Unable to create PAGE_LOCKED or SHARED host memory using the Python binding to HostMem
- NVIDIA Jetson Xavier NX
- OpenCV 4.4 built with CUDA support
- Python 3.6.9
I'm having trouble with the Python binding to the HostMem class and can't create PAGE_LOCKED or SHARED host memory. I'm not sure I'm using it correctly and haven't been able to find any examples. I've tried two different ways of creating page-locked host memory so that I can call cv2.cuda image processing methods. Here's what I've tried:
a_mem = cv2.cuda_HostMem(cv2.cuda.HostMem_PAGE_LOCKED)
a_mem.create(num_rows, num_cols, cv2.CV_8UC1)

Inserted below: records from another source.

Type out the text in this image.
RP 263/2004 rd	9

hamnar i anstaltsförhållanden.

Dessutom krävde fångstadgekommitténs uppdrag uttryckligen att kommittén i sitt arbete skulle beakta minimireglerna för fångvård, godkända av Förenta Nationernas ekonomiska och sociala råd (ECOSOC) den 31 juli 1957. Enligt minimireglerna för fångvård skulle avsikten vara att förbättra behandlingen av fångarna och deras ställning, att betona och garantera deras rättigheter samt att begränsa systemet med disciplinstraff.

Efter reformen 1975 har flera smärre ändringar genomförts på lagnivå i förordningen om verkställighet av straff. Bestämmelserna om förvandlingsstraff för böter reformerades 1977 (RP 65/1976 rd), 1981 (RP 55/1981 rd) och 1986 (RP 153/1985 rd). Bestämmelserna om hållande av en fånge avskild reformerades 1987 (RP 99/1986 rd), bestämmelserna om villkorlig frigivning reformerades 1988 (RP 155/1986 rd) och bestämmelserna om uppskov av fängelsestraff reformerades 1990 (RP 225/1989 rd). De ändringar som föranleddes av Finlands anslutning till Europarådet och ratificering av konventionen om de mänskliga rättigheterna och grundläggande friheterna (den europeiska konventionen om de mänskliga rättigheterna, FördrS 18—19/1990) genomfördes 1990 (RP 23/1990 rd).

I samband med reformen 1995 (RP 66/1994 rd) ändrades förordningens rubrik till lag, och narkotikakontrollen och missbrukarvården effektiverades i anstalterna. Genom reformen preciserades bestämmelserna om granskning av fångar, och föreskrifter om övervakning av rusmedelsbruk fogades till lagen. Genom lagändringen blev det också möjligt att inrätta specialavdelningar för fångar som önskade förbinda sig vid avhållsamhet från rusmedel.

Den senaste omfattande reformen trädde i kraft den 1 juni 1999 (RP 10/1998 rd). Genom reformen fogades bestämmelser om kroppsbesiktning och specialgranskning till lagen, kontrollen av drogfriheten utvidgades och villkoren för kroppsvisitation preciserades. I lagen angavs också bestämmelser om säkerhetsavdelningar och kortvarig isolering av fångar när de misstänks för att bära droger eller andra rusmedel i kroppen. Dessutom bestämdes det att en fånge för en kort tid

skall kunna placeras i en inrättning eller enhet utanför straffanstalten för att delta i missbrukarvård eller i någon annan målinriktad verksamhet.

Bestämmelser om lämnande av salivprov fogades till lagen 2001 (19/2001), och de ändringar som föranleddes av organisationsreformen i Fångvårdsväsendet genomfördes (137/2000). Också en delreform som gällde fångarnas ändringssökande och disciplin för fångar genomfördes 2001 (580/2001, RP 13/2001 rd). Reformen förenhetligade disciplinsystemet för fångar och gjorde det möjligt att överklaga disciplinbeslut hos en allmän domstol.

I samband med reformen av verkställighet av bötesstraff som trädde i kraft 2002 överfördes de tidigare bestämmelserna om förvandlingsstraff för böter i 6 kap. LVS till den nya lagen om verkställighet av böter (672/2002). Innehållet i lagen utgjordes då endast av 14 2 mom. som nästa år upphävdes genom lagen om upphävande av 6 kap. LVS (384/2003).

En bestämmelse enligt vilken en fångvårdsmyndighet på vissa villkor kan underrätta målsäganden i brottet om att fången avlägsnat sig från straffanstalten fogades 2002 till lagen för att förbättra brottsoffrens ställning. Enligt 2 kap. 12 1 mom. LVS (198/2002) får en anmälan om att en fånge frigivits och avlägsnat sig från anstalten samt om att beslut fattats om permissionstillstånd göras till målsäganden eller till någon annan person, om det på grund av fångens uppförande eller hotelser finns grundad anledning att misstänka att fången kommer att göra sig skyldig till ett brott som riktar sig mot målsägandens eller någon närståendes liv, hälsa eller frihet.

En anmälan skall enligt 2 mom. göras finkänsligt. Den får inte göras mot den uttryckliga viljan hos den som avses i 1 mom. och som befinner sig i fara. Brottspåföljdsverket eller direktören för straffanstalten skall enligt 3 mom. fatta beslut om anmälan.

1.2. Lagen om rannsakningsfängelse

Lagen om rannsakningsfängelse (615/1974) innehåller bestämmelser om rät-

a_host = a_mem.createMatHeader()
a_dev = cv2.cuda_GpuMat(a_host)
or
a_mem = cv2.cuda_HostMem(num_rows, num_cols, cv2.CV_8UC1, cv2.cuda.HostMem_PAGE_LOCKED)
a_host = a_mem.createMatHeader()
a_dev = cv2.cuda_GpuMat(a_host)
In both cases I get Mat and GpuMat references that I can successfully use to make CUDA calls:
a_dev.upload(a_host)
cv2.cuda.add(a_dev, b_dev, c_dev)
c_dev.download, c_host)
But when I use NVIDIA Visual Profiler to examine the uploads and downloads it tells me that my host memory is Pageable and not Pinned as I would expect for page-locked host memory. I have been able to use cv2.cuda.registerPageLocked() to create (much faster) Pinned host memory so I believe what Visual Profiler is telling me. I've tried this same test with cv2.cuda.HostMem_SHARED and I get the same results.
Can someone please tell me if I'm creating the host memory and the Mat and GpuMat references incorrectly?
Also, when I do succeed in creating SHARED host memory, how do I get a GpuMat reference to it? I feel like I should be using HostMem's createGpuMatHeader() method for this but it doesn't have a Python binding.
Thanks for any help I can get. I've been stuck on this for three days.
From memory that functionality had not been implemented in python (it may have been now, but from your experience it appears that it has not). As you have found
cv2.cuda.registerPageLocked()
works perfectly, is there any reason you can't use this?Thanks for your suggestion. I've been using registerPageLocked while I try to create shared/mapped memory for zero-copy. The registerPageLocked function does give me Pinned host memory and the HtoD and DtoH copies run about 4 times faster than when I use Pageable memory.
Is there a way I can find out what has and hasn't been implemented in python yet, other than trial and error? I'm new to OpenCV and so when something doesn't work I naturally assume it's because I'm doing it wrong. and not that because it isn't finished.That's why I've spent three days struggling with this
Would it be safe to assume that if python tests for HostMem appear in the source code then it has been implemented, and if there is no test then the python bindings aren't complete yet?
Hi, the python bindings for CUDA are relatively new Aug 2018. If I remember correctly, before the bindings were updated each function not in the cuda:: namespace had Mat and UMat binding generated with the cuda functions completely left out. Since 2018 that was extended to generate bindings for the cuda:: namespace with a new GpuMat type. Unfortunately the HostMem type was not included, I looked at implementing it myself but because there I could use
registerPageLocked()
I abandoned the idea. So in conclusion anything which uses GpuMat should work, but it may not as the CUDA bindings have not been as thoroughly tested as the standard ones. So trial and error. If you get a weird Umat error, then you have passed by the GpuMat bindings and have probably used the wrong input args.And yes I would use the python tests as a guide.